Mistake 7: Flying Blind Without Data
This is the mistake that keeps me up at night: most schools aren't even tracking whether their girls are falling behind in STEM, let alone doing anything systematic to address it. We have clear evidence that the gender gap has reopened, but we're not monitoring it at the classroom level or implementing targeted interventions.
We're essentially crossing our fingers and hoping the problem will magically solve itself. Spoiler alert: it won't.
The Fix: Implement regular monitoring systems to track gender gaps in STEM achievement. Use that data to inform targeted interventions. Allocate resources specifically toward closing these gaps. And please, measure progress regularly so you know what's working and what isn't.

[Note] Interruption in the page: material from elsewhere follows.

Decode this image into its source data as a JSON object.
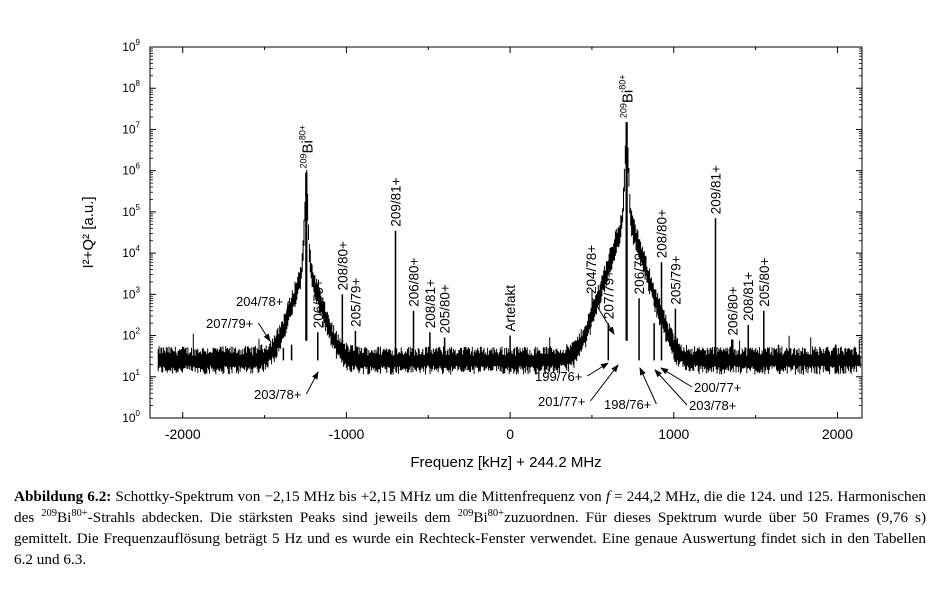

We Can't Afford to Get This Wrong
Look, I know this feels overwhelming. The pandemic disrupted everything, and just when we thought we were making progress, we got knocked back to the stone age. But here's what gives me hope: we know what works because it worked before.
The research is crystal clear. When society gets disrupted, we fall back into bad patterns – but that also means we can choose to build back better. We can use this moment as an opportunity to create STEM education that's more equitable than it was before the pandemic.
But only if we stop making these seven critical mistakes. Our girls are counting on us to get this right. They've already lost three years of progress – we can't afford to lose any more time.
The question isn't whether we can close the STEM gender gap again. We know we can because we did it before. The question is whether we have the will to prioritize it and do the hard work necessary to make it happen.
What do you say? Are you ready to stop making these mistakes and start building the STEM education our girls deserve? Because they're watching, they're waiting, and they're ready to show the world what they can do – if we just give them the chance.